I’ve written several times before about the tension between a desire to create something great and the feeling that all the greats were kind of crazy people with seriously unbalanced lives. Read enough bios and you quickly get the impression that the muses–artistic, scientific, or other–require jealous tribute. You don’t get to have a comfortable, stable family life and make a masterpiece. You must be tortured in order to be a genius.
Even though I’m not sure I’ll ever qualify to make that decision, and even though I’m pretty sure it will not ever be distilled into an actual moment-in-time choice; I’ve still decided to make my mind up preemptively. If I ever get to choose between making something great and my family, then I choose my family.[ref]Which, just so we’re clear, doesn’t guarantee that I’m going to do a bang-up job of that any more than if I made the choice the other way it would guarantee the Great American Novel would be mine for the writing.[/ref]

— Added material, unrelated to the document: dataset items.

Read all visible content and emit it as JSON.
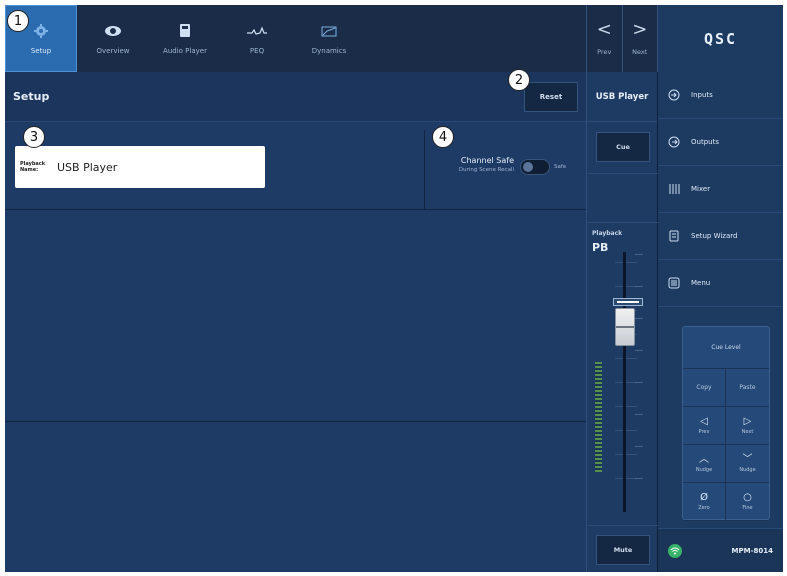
{
  "tabs": [
    {
      "label": "Setup",
      "icon": "gear-icon",
      "selected": true
    },
    {
      "label": "Overview",
      "icon": "eye-icon",
      "selected": false
    },
    {
      "label": "Audio Player",
      "icon": "audio-player-icon",
      "selected": false
    },
    {
      "label": "PEQ",
      "icon": "eq-curve-icon",
      "selected": false
    },
    {
      "label": "Dynamics",
      "icon": "dynamics-icon",
      "selected": false
    }
  ],
  "prev_next": {
    "prev_label": "Prev",
    "next_label": "Next",
    "prev_glyph": "<",
    "next_glyph": ">"
  },
  "logo": {
    "text": "QSC"
  },
  "header": {
    "title": "Setup",
    "reset_label": "Reset"
  },
  "playback_name": {
    "label": "Playback\nName:",
    "value": "USB Player"
  },
  "channel_safe": {
    "title": "Channel Safe",
    "subtitle": "During Scene Recall",
    "toggle_label": "Safe",
    "on": false
  },
  "badges": [
    "1",
    "2",
    "3",
    "4"
  ],
  "strip": {
    "name": "USB Player",
    "cue_label": "Cue",
    "channel_label": "Playback",
    "channel_id": "PB",
    "unity_mark": "U",
    "mute_label": "Mute"
  },
  "nav": [
    {
      "label": "Inputs",
      "icon": "inputs-icon"
    },
    {
      "label": "Outputs",
      "icon": "outputs-icon"
    },
    {
      "label": "Mixer",
      "icon": "mixer-icon"
    },
    {
      "label": "Setup Wizard",
      "icon": "wizard-icon"
    },
    {
      "label": "Menu",
      "icon": "menu-icon"
    }
  ],
  "cue_level": {
    "title": "Cue Level",
    "buttons": [
      {
        "glyph": "",
        "label": "Copy"
      },
      {
        "glyph": "",
        "label": "Paste"
      },
      {
        "glyph": "◁",
        "label": "Prev"
      },
      {
        "glyph": "▷",
        "label": "Next"
      },
      {
        "glyph": "︿",
        "label": "Nudge"
      },
      {
        "glyph": "﹀",
        "label": "Nudge"
      },
      {
        "glyph": "Ø",
        "label": "Zero"
      },
      {
        "glyph": "○",
        "label": "Fine"
      }
    ]
  },
  "footer": {
    "device": "MPM-8014"
  },
  "colors": {
    "selected_tab": "#2b6bb0",
    "background": "#1c3760",
    "wifi": "#39b36a"
  }
}
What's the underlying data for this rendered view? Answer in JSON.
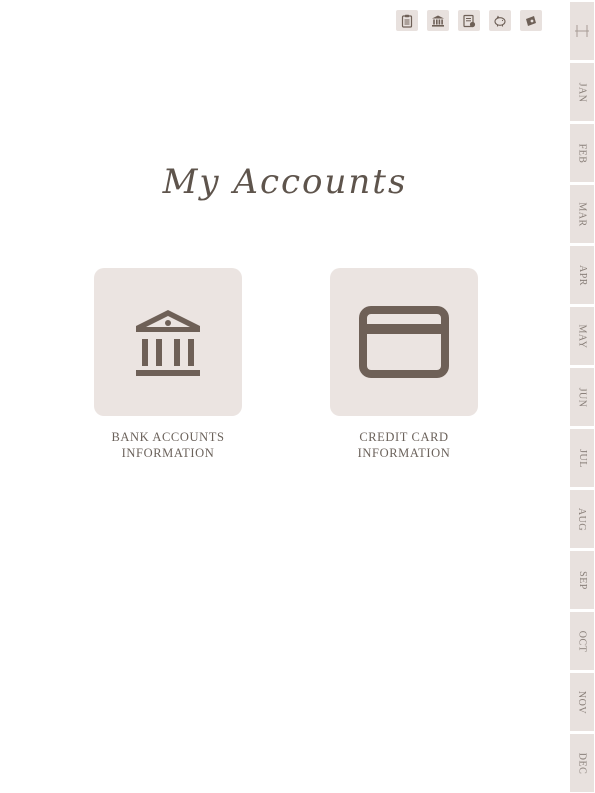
{
  "toolbar": {
    "icons": [
      "clipboard-icon",
      "bank-icon",
      "notes-icon",
      "piggy-bank-icon",
      "wallet-icon"
    ]
  },
  "page": {
    "title": "My Accounts"
  },
  "cards": {
    "bank": {
      "label_line1": "BANK ACCOUNTS",
      "label_line2": "INFORMATION",
      "icon": "bank-building-icon"
    },
    "credit": {
      "label_line1": "CREDIT CARD",
      "label_line2": "INFORMATION",
      "icon": "credit-card-icon"
    }
  },
  "tabs": {
    "menu_icon": "hamburger-icon",
    "months": [
      "JAN",
      "FEB",
      "MAR",
      "APR",
      "MAY",
      "JUN",
      "JUL",
      "AUG",
      "SEP",
      "OCT",
      "NOV",
      "DEC"
    ]
  },
  "colors": {
    "accent": "#6e6057",
    "tile": "#ebe4e1",
    "tab": "#e8e1de",
    "text": "#6b625b"
  }
}
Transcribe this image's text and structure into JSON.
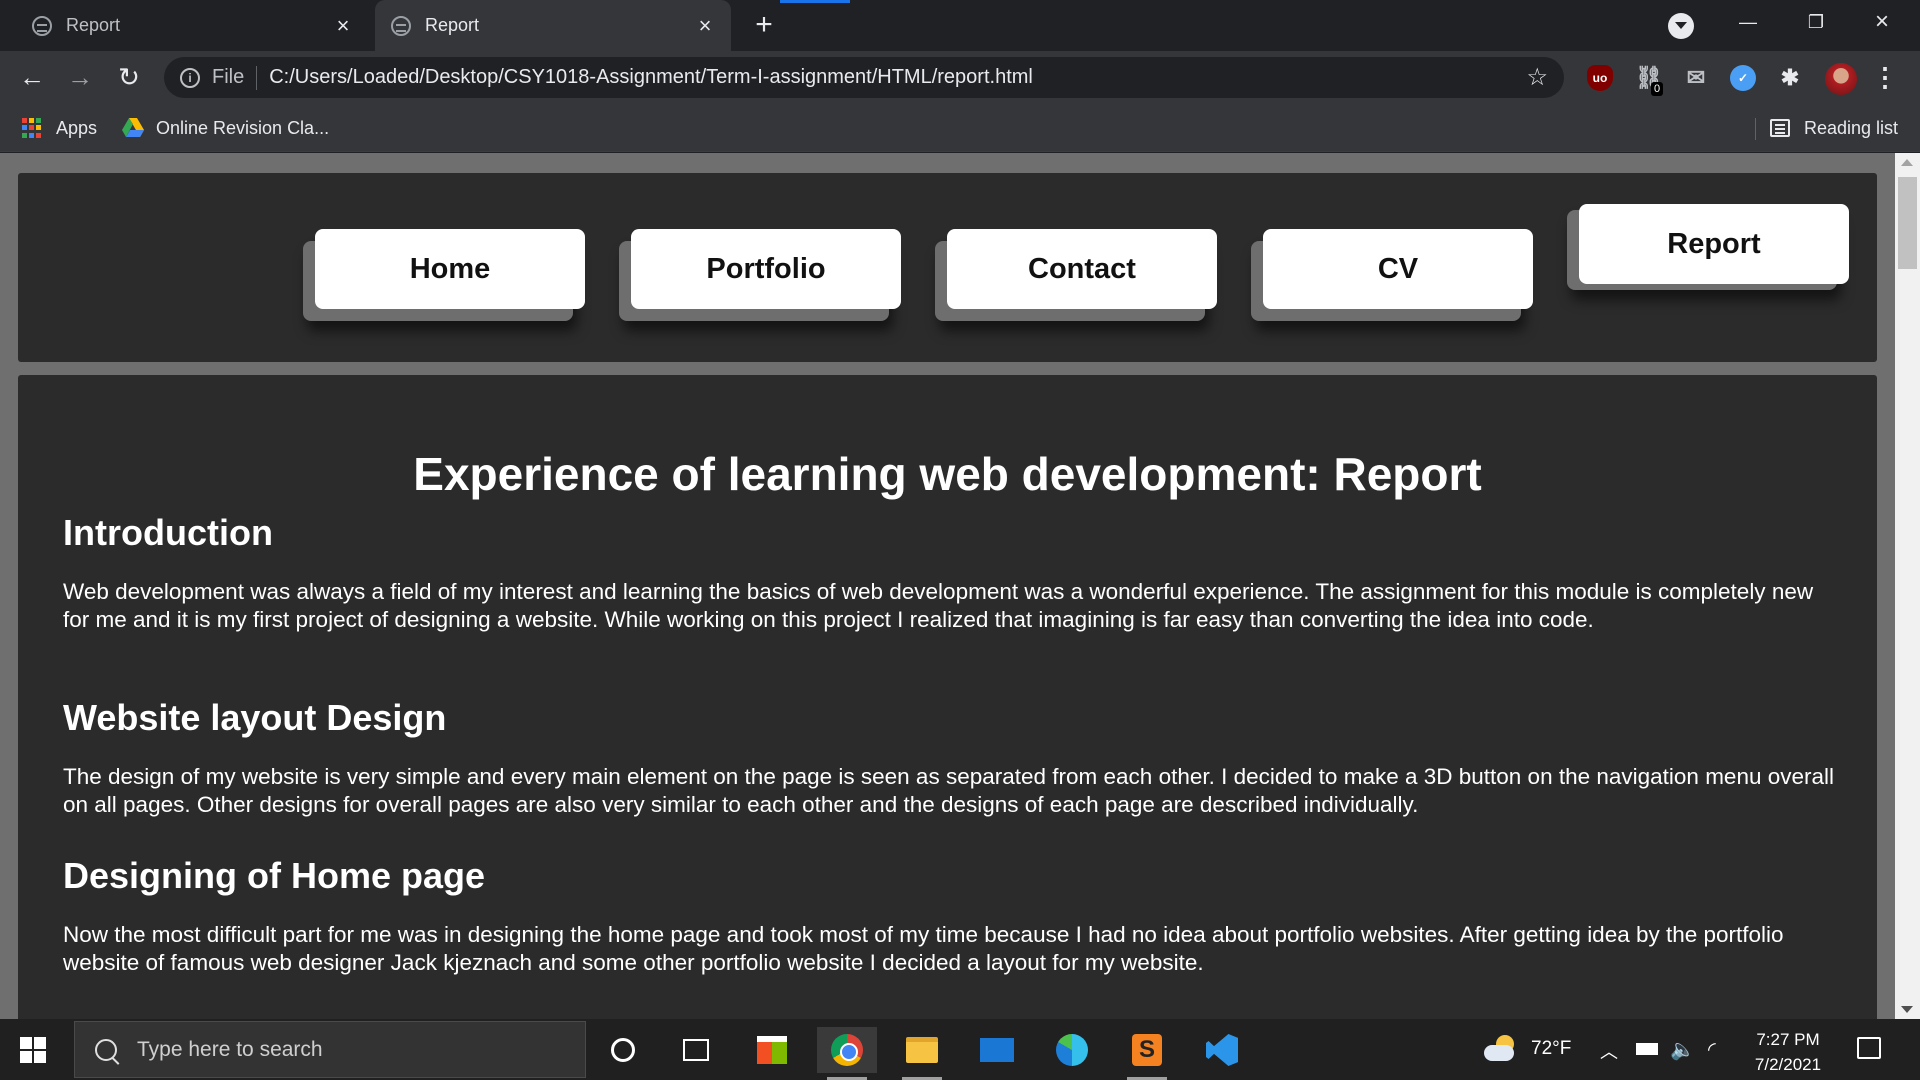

Does this preclude me from doing good artistic work? I hope not, and folks like Brandon Flowers give me hope. Here he is talking to NPR’s David Greene:
GREENE: So you’re sober. You are a devout Mormon. You’re family man, three kids, yet, you know, you’re pulled by the spirit of Elvis. You, yourself, have, you know, a rock and roll kind of image, you know, and that you’ll show onstage. I mean, these seem to be conflicting impulses here.
FLOWERS: They are. I mean, I’m not without temptation or anything like that, but I – you know, I also feel like I learned a lot in the early days, having that contrast of knowing what I felt, what made me feel good and then trying to fit into this role of a – you know, of the lead singer of a rock band. You know, because I’ve had both of those experiences, it made it easier for me to decide which road I was going to take.
Clearly there’s a lot more that separates me from Flowers, and rock musician has never been my particular dream. (Too noisy.) But it’s great to have a role model out there who is putting out great work, doing it without turning his life into a melodrama worthy of Greek tragedy, and acknowledging that it’s because of a choice he made.